Don't line up for these, wait for the ones right at the end...

This is a specific tip for people arriving into Sydney’s International terminal. You know those ticket machines, where you feed your passport into a slot and it asks you seemingly random questions such as “Have you been to South America?” and “Are you a terrorist?”.

Ignore the first ones you see. And the second ones. And possibly even the third ones, depending on which route you’ve taken. The machines you want are past Duty Free. They’re even past the staff member telling you that you can ‘only join this queue if you have a ticket’ (keep your eyes ahead and act like you know what you’re doing - because you do).

There are four last-chance ticket dispensers just metres away from the face-scanning machines and because no one knows they’re there, they have no queues. But keep this one to yourself or else everyone will do it! 

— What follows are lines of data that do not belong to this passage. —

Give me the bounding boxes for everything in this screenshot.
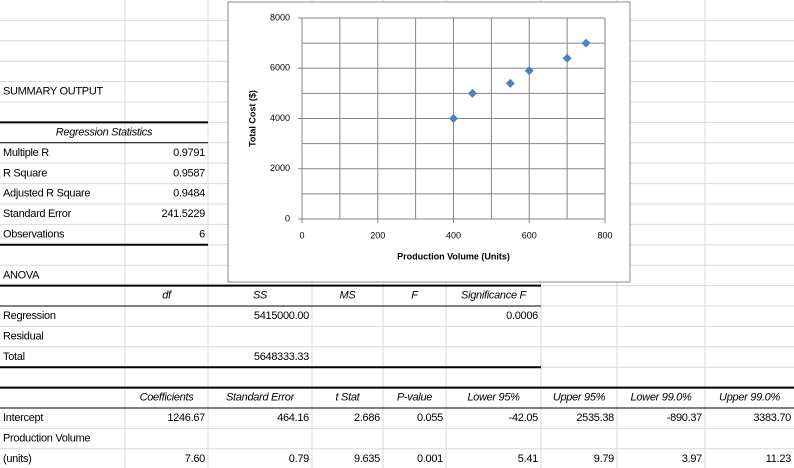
cell-text: Coefficients (140, 392, 195, 404)
data-point (467, 88, 477, 98)
cell-text: ANOVA (3, 269, 40, 281)
cell-text: 0.9587 (173, 167, 205, 179)
y-tick-label: 4000 (270, 113, 290, 123)
section-header: Regression Statistics (56, 127, 153, 139)
cell-text: -42.05 (509, 412, 539, 424)
x-tick-label: 200 (370, 230, 385, 240)
y-tick-label: 0 (285, 213, 290, 223)
cell-text: Upper 99.0% (719, 392, 780, 404)
cell-text: Standard Error (226, 392, 296, 404)
cell-text: Lower 95% (467, 392, 520, 404)
y-tick-label: 6000 (270, 63, 290, 73)
cell-text: 0.0006 (506, 310, 538, 322)
cell-text: MS (340, 290, 357, 302)
cell-text: SUMMARY OUTPUT (3, 86, 103, 98)
x-axis-title: Production Volume (Units) (397, 251, 510, 261)
cell-text: 5415000.00 (254, 310, 309, 322)
cell-text: 1246.67 (167, 412, 205, 424)
cell-text: Production Volume (3, 433, 90, 445)
cell-text: SS (253, 290, 268, 302)
x-tick-label: 400 (446, 230, 461, 240)
cell-text: 9.79 (594, 453, 614, 465)
y-axis-title: Total Cost ($) (247, 90, 257, 147)
cell-text: 2535.38 (576, 412, 614, 424)
data-point (505, 78, 515, 88)
cell-text: -890.37 (667, 412, 702, 424)
cell-text: 0.055 (417, 412, 443, 424)
cell-text: (units) (3, 453, 31, 465)
y-tick-label: 8000 (270, 12, 290, 22)
chart: 0 2000 4000 6000 8000 0 200 400 600 800 Production… (227, 1, 631, 283)
cell-text: 0.79 (289, 453, 309, 465)
data-point (562, 53, 572, 63)
cell-text: 11.23 (766, 453, 791, 465)
cell-text: 2.686 (354, 412, 380, 424)
cell-text: Multiple R (3, 147, 49, 159)
cell-text: Observations (3, 229, 65, 241)
chart-area (227, 1, 631, 283)
cell-text: Lower 99.0% (631, 392, 692, 404)
cell-text: R Square (3, 167, 47, 179)
data-point (581, 38, 591, 48)
cell-text: 9.635 (354, 453, 380, 465)
cell-text: 0.9791 (173, 147, 205, 159)
x-tick-label: 600 (522, 230, 537, 240)
x-tick-label: 800 (597, 230, 612, 240)
cell-text: 0.001 (417, 453, 443, 465)
cell-text: F (411, 290, 419, 302)
cell-text: Regression (3, 310, 56, 322)
cell-text: Intercept (3, 412, 43, 424)
x-tick-label: 0 (299, 230, 304, 240)
cell-text: 5.41 (518, 453, 538, 465)
cell-text: Residual (3, 331, 43, 343)
cell-text: 464.16 (277, 412, 309, 424)
data-point (524, 66, 534, 76)
cell-text: df (162, 290, 172, 302)
cell-text: Significance F (461, 290, 527, 302)
cell-text: 5648333.33 (254, 351, 309, 363)
data-point (449, 114, 458, 123)
cell-text: t Stat (336, 392, 361, 404)
cell-text: 0.9484 (173, 188, 205, 200)
cell-text: P-value (397, 392, 432, 404)
cell-text: 3383.70 (753, 412, 791, 424)
cell-text: Total (3, 351, 25, 363)
cell-text: Upper 95% (553, 392, 606, 404)
cell-text: 3.97 (682, 453, 702, 465)
cell-text: 241.5229 (162, 208, 206, 220)
y-tick-label: 2000 (270, 163, 290, 173)
cell-text: Adjusted R Square (3, 188, 90, 200)
cell-text: 6 (199, 229, 205, 241)
cell-text: Standard Error (3, 208, 72, 220)
cell-text: 7.60 (185, 453, 205, 465)
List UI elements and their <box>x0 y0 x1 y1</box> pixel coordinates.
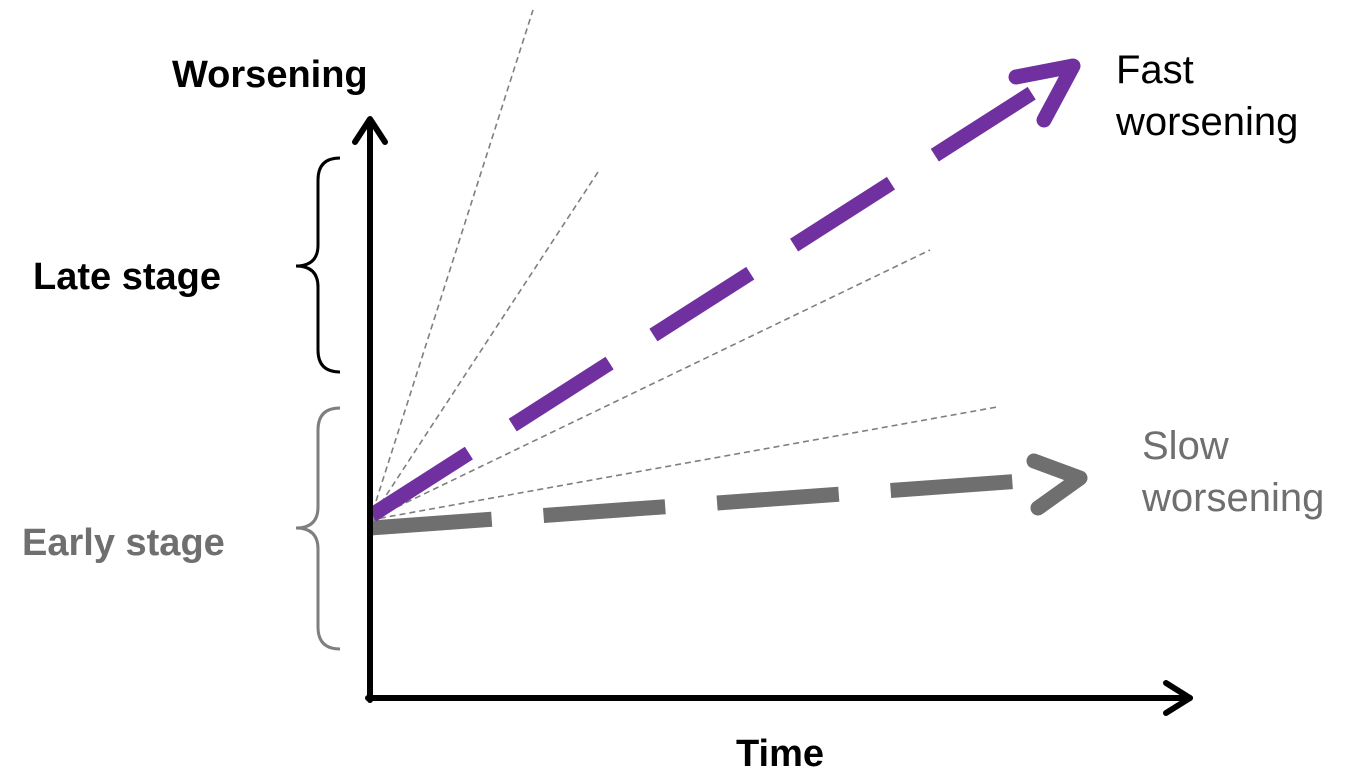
x-axis-arrowhead <box>1163 680 1193 716</box>
late-stage-label: Late stage <box>33 256 221 298</box>
y-axis-arrowhead <box>352 116 388 145</box>
late-stage-bracket <box>295 156 341 374</box>
slow-worsening-arrow <box>369 453 1088 536</box>
early-stage-bracket <box>295 406 341 651</box>
guide-line <box>369 406 998 521</box>
y-axis-label: Worsening <box>172 54 368 96</box>
fast-worsening-arrow <box>367 58 1081 522</box>
early-stage-label: Early stage <box>22 522 225 564</box>
axes <box>352 116 1193 716</box>
slow-arrowhead <box>1026 453 1088 516</box>
x-axis-label: Time <box>736 733 825 775</box>
slow-worsening-label: Slow worsening <box>1142 424 1325 520</box>
guide-lines <box>369 9 998 521</box>
guide-line <box>369 249 931 521</box>
fast-worsening-label: Fast worsening <box>1116 48 1299 144</box>
guide-line <box>369 9 534 521</box>
guide-line <box>369 171 599 521</box>
fast-arrowhead <box>1008 58 1081 128</box>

4. Pack your bags on the day you’re leaving, not the night before

Packing the night before your flight is actually a mistake
Packing the night before your flight is actually a mistake

This sounds counter-intuitive but hear me out. Pack on the day you’re leaving, no matter how early. The method of packing everything the night before except the clothes you’re wearing and the cosmetics etc. that you’ll need in the morning is one surefire way to confuse yourself and leave things behind.

Odds are you packed the socks you wanted to wear on the plane. Or you’ve left out your cleanser which you know you can’t take in your carry-on because it’s too large. Or you will forget to pack the phone charger you used overnight because your ‘morning mind’ isn’t in ‘packing’ mode.

If you get ready first and then do your entire pack in one fell swoop your brain is far more likely to remember everything and make sure it’s all in the right place. After all, nothing will slow you down at an airport more than having to make a furious dash home because you forgot your medications or your passport.